The Closer

A Mediation Newsletter July 2009

Using Creativity in the Mediation Process
by James Rainwater

The great notion of mediation is the flexibility that it can offer to the participants. Though it's incumbent upon the attorneys to craft a legally valid mediated settlement agreement, incorporating unconventional solutions is one way to get seemingly intransigent parties to move off their original positions.

Parties can agree to veer from the standard visitation schedule if it's a better fit for the parents. If a contract dispute requires a hardship party's reimbursement, a long-term payment plan might make sense. A divorcing couple may trade retirement funds and agree to assume certain debts.

The essence is to get the parties to acknowledge that a problem exists and then work together to solve it. That may require the mediator to shuttle back and forth two dozen times, but it also affords the disputants some sense of involvement and control over their case. By offering the parties different and novel perspectives, the mediator may change their positions and enable them to consider previously unknown approaches and answers.
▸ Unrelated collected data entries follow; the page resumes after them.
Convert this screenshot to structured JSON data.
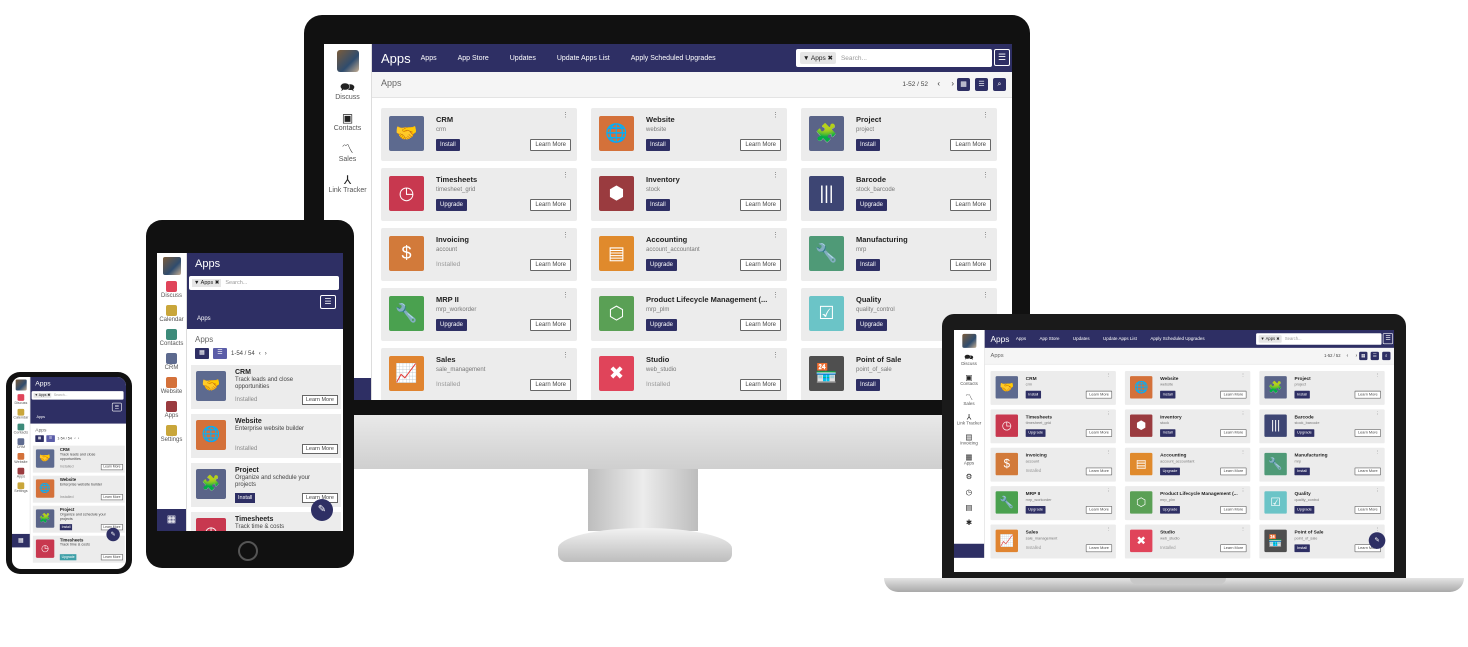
{
  "desktop": {
    "brand": "Apps",
    "nav": [
      "Apps",
      "App Store",
      "Updates",
      "Update Apps List",
      "Apply Scheduled Upgrades"
    ],
    "search_facet": "▼ Apps ✖",
    "search_placeholder": "Search...",
    "breadcrumb": "Apps",
    "pager": "1-52 / 52",
    "sidebar": [
      {
        "label": "Discuss",
        "icon": "discuss-icon",
        "glyph": "🗪"
      },
      {
        "label": "Contacts",
        "icon": "contacts-icon",
        "glyph": "▣"
      },
      {
        "label": "Sales",
        "icon": "sales-icon",
        "glyph": "〽"
      },
      {
        "label": "Link Tracker",
        "icon": "link-tracker-icon",
        "glyph": "⅄"
      }
    ],
    "cards": [
      {
        "name": "CRM",
        "tech": "crm",
        "action": "Install",
        "color": "#5d6a8f",
        "glyph": "🤝"
      },
      {
        "name": "Website",
        "tech": "website",
        "action": "Install",
        "color": "#d4713a",
        "glyph": "🌐"
      },
      {
        "name": "Project",
        "tech": "project",
        "action": "Install",
        "color": "#5a6488",
        "glyph": "🧩"
      },
      {
        "name": "Timesheets",
        "tech": "timesheet_grid",
        "action": "Upgrade",
        "color": "#c8384f",
        "glyph": "◷"
      },
      {
        "name": "Inventory",
        "tech": "stock",
        "action": "Install",
        "color": "#9a3b3f",
        "glyph": "⬢"
      },
      {
        "name": "Barcode",
        "tech": "stock_barcode",
        "action": "Upgrade",
        "color": "#3d4573",
        "glyph": "|||"
      },
      {
        "name": "Invoicing",
        "tech": "account",
        "action": "Installed",
        "color": "#d27a3a",
        "glyph": "$"
      },
      {
        "name": "Accounting",
        "tech": "account_accountant",
        "action": "Upgrade",
        "color": "#e08a2c",
        "glyph": "▤"
      },
      {
        "name": "Manufacturing",
        "tech": "mrp",
        "action": "Install",
        "color": "#4f9a77",
        "glyph": "🔧"
      },
      {
        "name": "MRP II",
        "tech": "mrp_workorder",
        "action": "Upgrade",
        "color": "#4aa14f",
        "glyph": "🔧"
      },
      {
        "name": "Product Lifecycle Management (...",
        "tech": "mrp_plm",
        "action": "Upgrade",
        "color": "#5aa055",
        "glyph": "⬡"
      },
      {
        "name": "Quality",
        "tech": "quality_control",
        "action": "Upgrade",
        "color": "#6bc4c7",
        "glyph": "☑"
      },
      {
        "name": "Sales",
        "tech": "sale_management",
        "action": "Installed",
        "color": "#e08430",
        "glyph": "📈"
      },
      {
        "name": "Studio",
        "tech": "web_studio",
        "action": "Installed",
        "color": "#e0445a",
        "glyph": "✖"
      },
      {
        "name": "Point of Sale",
        "tech": "point_of_sale",
        "action": "Install",
        "color": "#4f4f4f",
        "glyph": "🏪"
      }
    ],
    "learn_more": "Learn More"
  },
  "laptop": {
    "brand": "Apps",
    "nav": [
      "Apps",
      "App Store",
      "Updates",
      "Update Apps List",
      "Apply Scheduled Upgrades"
    ],
    "search_facet": "▼ Apps ✖",
    "search_placeholder": "Search...",
    "breadcrumb": "Apps",
    "pager": "1-52 / 52",
    "sidebar": [
      {
        "label": "Discuss",
        "icon": "discuss-icon",
        "glyph": "🗪"
      },
      {
        "label": "Contacts",
        "icon": "contacts-icon",
        "glyph": "▣"
      },
      {
        "label": "Sales",
        "icon": "sales-icon",
        "glyph": "〽"
      },
      {
        "label": "Link Tracker",
        "icon": "link-tracker-icon",
        "glyph": "⅄"
      },
      {
        "label": "Invoicing",
        "icon": "invoicing-icon",
        "glyph": "▤"
      },
      {
        "label": "Apps",
        "icon": "apps-icon",
        "glyph": "▦"
      },
      {
        "label": "",
        "icon": "settings-icon",
        "glyph": "⚙"
      },
      {
        "label": "",
        "icon": "clock-icon",
        "glyph": "◷"
      },
      {
        "label": "",
        "icon": "notes-icon",
        "glyph": "▤"
      },
      {
        "label": "",
        "icon": "gear-icon",
        "glyph": "✱"
      }
    ]
  },
  "tablet": {
    "brand": "Apps",
    "search_facet": "▼ Apps ✖",
    "search_placeholder": "Search...",
    "sub": "Apps",
    "breadcrumb": "Apps",
    "pager": "1-54 / 54",
    "sidebar": [
      {
        "label": "Discuss",
        "color": "#e0445a"
      },
      {
        "label": "Calendar",
        "color": "#c9a63a"
      },
      {
        "label": "Contacts",
        "color": "#3d8b7a"
      },
      {
        "label": "CRM",
        "color": "#5d6a8f"
      },
      {
        "label": "Website",
        "color": "#d4713a"
      },
      {
        "label": "Apps",
        "color": "#9a3b3f"
      },
      {
        "label": "Settings",
        "color": "#c9a63a"
      }
    ],
    "cards": [
      {
        "name": "CRM",
        "summary": "Track leads and close opportunities",
        "action": "Installed",
        "color": "#5d6a8f",
        "glyph": "🤝"
      },
      {
        "name": "Website",
        "summary": "Enterprise website builder",
        "action": "Installed",
        "color": "#d4713a",
        "glyph": "🌐"
      },
      {
        "name": "Project",
        "summary": "Organize and schedule your projects",
        "action": "Install",
        "color": "#5a6488",
        "glyph": "🧩"
      },
      {
        "name": "Timesheets",
        "summary": "Track time & costs",
        "action": "Upgrade",
        "color": "#c8384f",
        "glyph": "◷"
      }
    ],
    "learn_more": "Learn More"
  },
  "phone": {
    "brand": "Apps",
    "search_facet": "▼ Apps ✖",
    "search_placeholder": "Search...",
    "sub": "Apps",
    "breadcrumb": "Apps",
    "pager": "1-54 / 54",
    "sidebar": [
      {
        "label": "Discuss",
        "color": "#e0445a"
      },
      {
        "label": "Calendar",
        "color": "#c9a63a"
      },
      {
        "label": "Contacts",
        "color": "#3d8b7a"
      },
      {
        "label": "CRM",
        "color": "#5d6a8f"
      },
      {
        "label": "Website",
        "color": "#d4713a"
      },
      {
        "label": "Apps",
        "color": "#9a3b3f"
      },
      {
        "label": "Settings",
        "color": "#c9a63a"
      }
    ],
    "cards": [
      {
        "name": "CRM",
        "summary": "Track leads and close opportunities",
        "action": "Installed",
        "color": "#5d6a8f",
        "glyph": "🤝"
      },
      {
        "name": "Website",
        "summary": "Enterprise website builder",
        "action": "Installed",
        "color": "#d4713a",
        "glyph": "🌐"
      },
      {
        "name": "Project",
        "summary": "Organize and schedule your projects",
        "action": "Install",
        "color": "#5a6488",
        "glyph": "🧩"
      },
      {
        "name": "Timesheets",
        "summary": "Track time & costs",
        "action": "Upgrade",
        "color": "#c8384f",
        "glyph": "◷"
      }
    ],
    "learn_more": "Learn More"
  },
  "colors": {
    "brand": "#2e2f64",
    "card": "#ececec"
  }
}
Mediation is the last chance to let the parties try resolving their conflict in a face-to-face forum that maintains a focus on cooperation rather than confrontation. An experienced mediator can facilitate the parities to achieve resolution by maintaining a neutral environment and presenting workable scenarios. Without the legal confines and adversarial aspects of the courtroom, mediation participants can explore a wider and deeper path of possible solutions. The creative mediator can successfully assist in that process and achieve settlement.